Dalam kehidupan sehari-hari, seseorang yang disebut Farisi biasanya diperlakukan dengan sedikit penghinaan: begitulah kebiasaan untuk menyebut orang munafik dalam hidup. Mereka biasanya tidak disukai karena perilaku sok suci mereka. Tetapi kata "Farisi" itu sendiri masuk ke dalam bahasa modern dari Yudea kuno, yang awalnya berkaitan dengan gerakan keagamaan, dan bukan dengan penilaian kualitas pribadi.
Orang Farisi sebagai wakil dari gerakan keagamaan
Pada abad II SM, sebuah gerakan sosial dan keagamaan muncul dan berkembang selama beberapa abad di Yudea, yang perwakilannya disebut orang Farisi.
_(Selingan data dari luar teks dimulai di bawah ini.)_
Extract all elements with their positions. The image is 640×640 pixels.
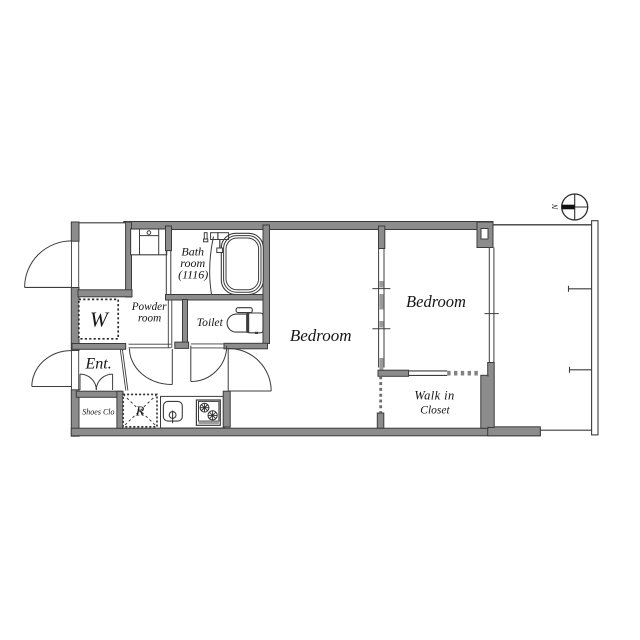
svg-text:room: room (138, 313, 161, 325)
svg-text:N: N (551, 204, 560, 211)
svg-text:Bedroom: Bedroom (406, 292, 466, 311)
svg-text:Walk in: Walk in (414, 389, 454, 403)
svg-text:W: W (90, 308, 110, 332)
svg-text:Bedroom: Bedroom (290, 326, 352, 345)
svg-text:R: R (135, 405, 145, 420)
svg-text:(1116): (1116) (178, 268, 208, 282)
svg-text:Ent.: Ent. (84, 355, 111, 372)
svg-text:Toilet: Toilet (197, 316, 224, 329)
svg-text:Closet: Closet (420, 405, 450, 417)
svg-text:Powder: Powder (131, 301, 167, 313)
svg-text:Shoes Clo: Shoes Clo (82, 407, 114, 416)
Ciri khas mereka adalah kepatuhan literal pada aturan perilaku, kesalehan yang mencolok, dan fanatisme yang nyata. Seringkali orang Farisi disebut penganut salah satu aliran filosofis yang menyebar di kalangan orang Yahudi pada pergantian dua era. Ajaran orang Farisi menjadi dasar Yudaisme ortodoks saat ini.
Ada tiga sekte utama Ibrani. Yang pertama adalah orang Saduki. Anggota aristokrasi moneter dan suku termasuk dalam lingkaran ini. Orang-orang Saduki bersikeras pada pemenuhan ketat ketetapan-ketetapan ilahi, tidak mengakui tambahan-tambahan yang sering diperkenalkan oleh orang-orang percaya ke dalam agama. Sekte Essenes dibedakan oleh fakta bahwa perwakilannya, mengingat hukum tidak dapat diubah, lebih suka hidup dalam kesendirian, di mana mereka pergi ke desa-desa terpencil dan gurun. Di sana mereka mengamati hukum-hukum yang diberikan oleh Musa dengan ketelitian khusus.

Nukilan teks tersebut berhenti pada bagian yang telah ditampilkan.